Monks-in-training would sweep steps, meditated, wash the dishes and chant. They drank tea and ate veggies w/rice three times a day.

Suddenly mid day one day the ledge of the mountain top began to break apart. With looks of horror and awe on their faces, monks-in-training began falling to their deaths. In mortal pain, their mouths opened in howls and screams of anguish and speechlessness born of the sudden realization that it was all over - their lives were crashing to an end and they knew it.

Monks-in-training were falling into the abys.

But plunging to his demise Master Monk, the inspired and enlightened one, with a look of absolute joy on his face reached out and at the tip of his fingers growing from the side of the mountain was a wild berry bush.

On the way out of this earthly life with only an instant left he was still looking for opportunity, still seeking pleasure, still focused on the gain of the moment.

Master Monk had the right attitude.

MitchM - by MitchM
State of mind - action and thought - motivation and attitude have to fit together and can't be issolated this vs that.
Sorry, I can't agree. IMHO, what action, if any, a person takes is dependent on his or her state of mind. "State of Mind" precedes "Action". - by Liberty
Inasmuch that we are in the Off Topic section of this forum, I'll mention there is an awesome text that covers this subject in depth from a Zen Master perspective. Unfettered Mind by Takuan Soho had a great influence on me.
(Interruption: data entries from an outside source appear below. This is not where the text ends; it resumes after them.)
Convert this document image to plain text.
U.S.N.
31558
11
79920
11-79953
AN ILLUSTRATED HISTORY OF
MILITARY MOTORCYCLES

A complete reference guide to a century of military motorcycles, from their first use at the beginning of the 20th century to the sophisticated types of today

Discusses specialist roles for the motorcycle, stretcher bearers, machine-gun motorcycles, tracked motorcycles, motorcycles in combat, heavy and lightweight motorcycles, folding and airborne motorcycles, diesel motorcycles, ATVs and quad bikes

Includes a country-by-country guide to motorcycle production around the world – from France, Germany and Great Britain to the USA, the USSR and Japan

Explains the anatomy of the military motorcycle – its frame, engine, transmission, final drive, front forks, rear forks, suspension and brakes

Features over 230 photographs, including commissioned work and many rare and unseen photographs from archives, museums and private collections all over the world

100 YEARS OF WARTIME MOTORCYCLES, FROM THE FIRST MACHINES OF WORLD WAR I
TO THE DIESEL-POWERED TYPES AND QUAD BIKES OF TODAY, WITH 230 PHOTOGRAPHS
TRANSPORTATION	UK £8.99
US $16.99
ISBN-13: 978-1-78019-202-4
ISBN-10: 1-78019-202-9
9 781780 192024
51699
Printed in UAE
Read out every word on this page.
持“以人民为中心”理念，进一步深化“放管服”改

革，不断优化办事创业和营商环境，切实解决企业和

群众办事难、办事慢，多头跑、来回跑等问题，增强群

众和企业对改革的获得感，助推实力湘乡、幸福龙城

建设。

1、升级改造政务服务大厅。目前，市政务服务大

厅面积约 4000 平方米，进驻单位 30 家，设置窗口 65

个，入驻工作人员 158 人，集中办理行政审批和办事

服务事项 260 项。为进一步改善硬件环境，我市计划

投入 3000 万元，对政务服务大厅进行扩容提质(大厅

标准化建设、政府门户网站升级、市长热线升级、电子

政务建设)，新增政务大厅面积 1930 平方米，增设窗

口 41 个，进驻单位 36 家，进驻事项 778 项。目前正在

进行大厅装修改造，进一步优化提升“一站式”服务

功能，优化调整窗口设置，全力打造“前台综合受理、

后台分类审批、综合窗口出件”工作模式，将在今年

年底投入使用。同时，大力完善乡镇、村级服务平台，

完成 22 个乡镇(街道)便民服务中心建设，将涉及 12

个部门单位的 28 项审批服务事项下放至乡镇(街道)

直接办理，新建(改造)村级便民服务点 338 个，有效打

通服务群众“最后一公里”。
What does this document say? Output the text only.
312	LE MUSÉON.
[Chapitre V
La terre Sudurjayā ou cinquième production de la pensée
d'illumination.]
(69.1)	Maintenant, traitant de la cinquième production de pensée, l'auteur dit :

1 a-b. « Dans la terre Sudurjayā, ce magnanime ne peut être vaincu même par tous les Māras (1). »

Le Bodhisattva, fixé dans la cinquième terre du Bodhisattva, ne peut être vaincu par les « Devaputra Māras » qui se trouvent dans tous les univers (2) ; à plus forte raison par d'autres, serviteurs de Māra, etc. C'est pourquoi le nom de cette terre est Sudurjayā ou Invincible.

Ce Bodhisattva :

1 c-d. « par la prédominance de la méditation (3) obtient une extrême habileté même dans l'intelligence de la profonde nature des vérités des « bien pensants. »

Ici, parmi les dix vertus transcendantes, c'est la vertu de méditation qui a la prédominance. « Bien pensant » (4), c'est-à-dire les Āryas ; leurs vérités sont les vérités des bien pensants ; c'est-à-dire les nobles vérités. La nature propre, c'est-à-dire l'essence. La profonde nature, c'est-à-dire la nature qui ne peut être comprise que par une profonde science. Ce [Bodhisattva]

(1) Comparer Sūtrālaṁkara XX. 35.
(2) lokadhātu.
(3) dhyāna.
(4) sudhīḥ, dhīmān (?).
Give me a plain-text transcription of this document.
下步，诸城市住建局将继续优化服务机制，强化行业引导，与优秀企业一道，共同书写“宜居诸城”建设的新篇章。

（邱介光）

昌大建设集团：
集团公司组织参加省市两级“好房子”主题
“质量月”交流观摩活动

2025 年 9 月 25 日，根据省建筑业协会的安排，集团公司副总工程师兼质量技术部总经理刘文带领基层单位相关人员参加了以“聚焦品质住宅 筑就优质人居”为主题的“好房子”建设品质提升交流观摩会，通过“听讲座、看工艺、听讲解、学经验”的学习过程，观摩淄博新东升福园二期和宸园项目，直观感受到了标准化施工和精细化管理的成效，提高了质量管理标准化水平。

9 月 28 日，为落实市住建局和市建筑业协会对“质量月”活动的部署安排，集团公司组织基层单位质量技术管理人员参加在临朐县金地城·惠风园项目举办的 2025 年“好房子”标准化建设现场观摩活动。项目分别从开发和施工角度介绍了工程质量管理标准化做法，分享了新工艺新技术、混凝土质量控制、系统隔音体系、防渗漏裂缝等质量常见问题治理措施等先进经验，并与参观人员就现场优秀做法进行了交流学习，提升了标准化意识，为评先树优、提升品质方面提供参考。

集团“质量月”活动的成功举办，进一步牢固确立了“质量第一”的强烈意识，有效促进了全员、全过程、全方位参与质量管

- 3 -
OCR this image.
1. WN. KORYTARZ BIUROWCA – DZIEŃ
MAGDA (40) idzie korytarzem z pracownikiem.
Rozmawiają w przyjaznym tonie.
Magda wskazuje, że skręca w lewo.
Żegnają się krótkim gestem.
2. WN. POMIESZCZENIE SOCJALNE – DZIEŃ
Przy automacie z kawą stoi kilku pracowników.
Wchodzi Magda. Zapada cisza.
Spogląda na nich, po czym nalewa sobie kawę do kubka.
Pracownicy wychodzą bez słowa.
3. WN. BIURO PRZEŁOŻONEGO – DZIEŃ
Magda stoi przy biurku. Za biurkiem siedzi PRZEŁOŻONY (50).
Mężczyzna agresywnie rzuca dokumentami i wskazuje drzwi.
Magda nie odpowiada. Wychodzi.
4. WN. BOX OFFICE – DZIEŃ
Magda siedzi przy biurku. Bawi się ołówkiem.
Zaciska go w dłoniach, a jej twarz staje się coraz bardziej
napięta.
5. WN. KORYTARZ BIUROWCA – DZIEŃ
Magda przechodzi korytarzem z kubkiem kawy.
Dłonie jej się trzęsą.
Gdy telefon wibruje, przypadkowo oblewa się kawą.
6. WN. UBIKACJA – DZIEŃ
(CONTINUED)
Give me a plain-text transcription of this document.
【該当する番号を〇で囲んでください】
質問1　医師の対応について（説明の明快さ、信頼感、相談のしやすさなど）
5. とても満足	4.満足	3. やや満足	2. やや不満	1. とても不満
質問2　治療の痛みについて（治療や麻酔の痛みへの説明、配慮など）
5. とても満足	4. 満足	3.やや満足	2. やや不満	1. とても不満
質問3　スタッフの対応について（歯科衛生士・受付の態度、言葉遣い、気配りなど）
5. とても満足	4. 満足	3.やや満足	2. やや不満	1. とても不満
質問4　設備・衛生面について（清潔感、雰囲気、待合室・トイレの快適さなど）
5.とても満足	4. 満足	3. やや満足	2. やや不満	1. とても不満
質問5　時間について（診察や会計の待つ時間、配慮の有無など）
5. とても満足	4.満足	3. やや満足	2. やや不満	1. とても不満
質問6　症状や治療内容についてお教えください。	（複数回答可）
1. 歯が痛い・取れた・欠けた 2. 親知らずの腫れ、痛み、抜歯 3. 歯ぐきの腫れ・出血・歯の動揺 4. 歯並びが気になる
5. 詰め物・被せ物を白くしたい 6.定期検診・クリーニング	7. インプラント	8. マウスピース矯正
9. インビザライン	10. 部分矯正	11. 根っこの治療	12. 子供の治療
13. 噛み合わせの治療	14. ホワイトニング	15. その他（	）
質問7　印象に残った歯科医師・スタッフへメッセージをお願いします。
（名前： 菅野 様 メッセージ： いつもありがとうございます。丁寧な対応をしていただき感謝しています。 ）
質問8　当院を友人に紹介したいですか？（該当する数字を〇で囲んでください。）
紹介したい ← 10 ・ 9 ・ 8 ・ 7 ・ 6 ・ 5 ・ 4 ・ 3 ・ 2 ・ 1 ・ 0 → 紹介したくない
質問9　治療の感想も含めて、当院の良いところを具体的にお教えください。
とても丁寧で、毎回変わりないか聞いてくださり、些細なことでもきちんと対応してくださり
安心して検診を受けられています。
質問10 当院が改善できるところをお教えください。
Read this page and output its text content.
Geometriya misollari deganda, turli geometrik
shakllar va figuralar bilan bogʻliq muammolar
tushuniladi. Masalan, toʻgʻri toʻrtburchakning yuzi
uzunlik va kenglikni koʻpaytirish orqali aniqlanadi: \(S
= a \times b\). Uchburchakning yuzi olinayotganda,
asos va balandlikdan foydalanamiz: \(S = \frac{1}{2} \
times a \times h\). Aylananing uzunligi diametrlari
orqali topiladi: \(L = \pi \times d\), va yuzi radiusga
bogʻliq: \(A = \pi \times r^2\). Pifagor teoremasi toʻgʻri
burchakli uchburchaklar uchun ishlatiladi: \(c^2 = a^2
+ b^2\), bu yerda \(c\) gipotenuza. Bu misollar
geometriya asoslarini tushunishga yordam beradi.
Soho was a friend and mentor to Miyamoto Musashi who wrote A Book of Five Rings.

Thought can inhibit action as well as precede it, not through contemplation exactly, but by "locking in" at a time when totally unfettered action is needed. - by Ace Coldiron
"Thought can inhibit action as well as precede it, not through contemplation exactly, but by "locking in" at a time when totally unfettered action is needed." - what Ace learned

I've learned something similiar from aikido and bagua which does not conflict with my previous posts. Integration is everything when it comes to immediate right action without time to think about what to do.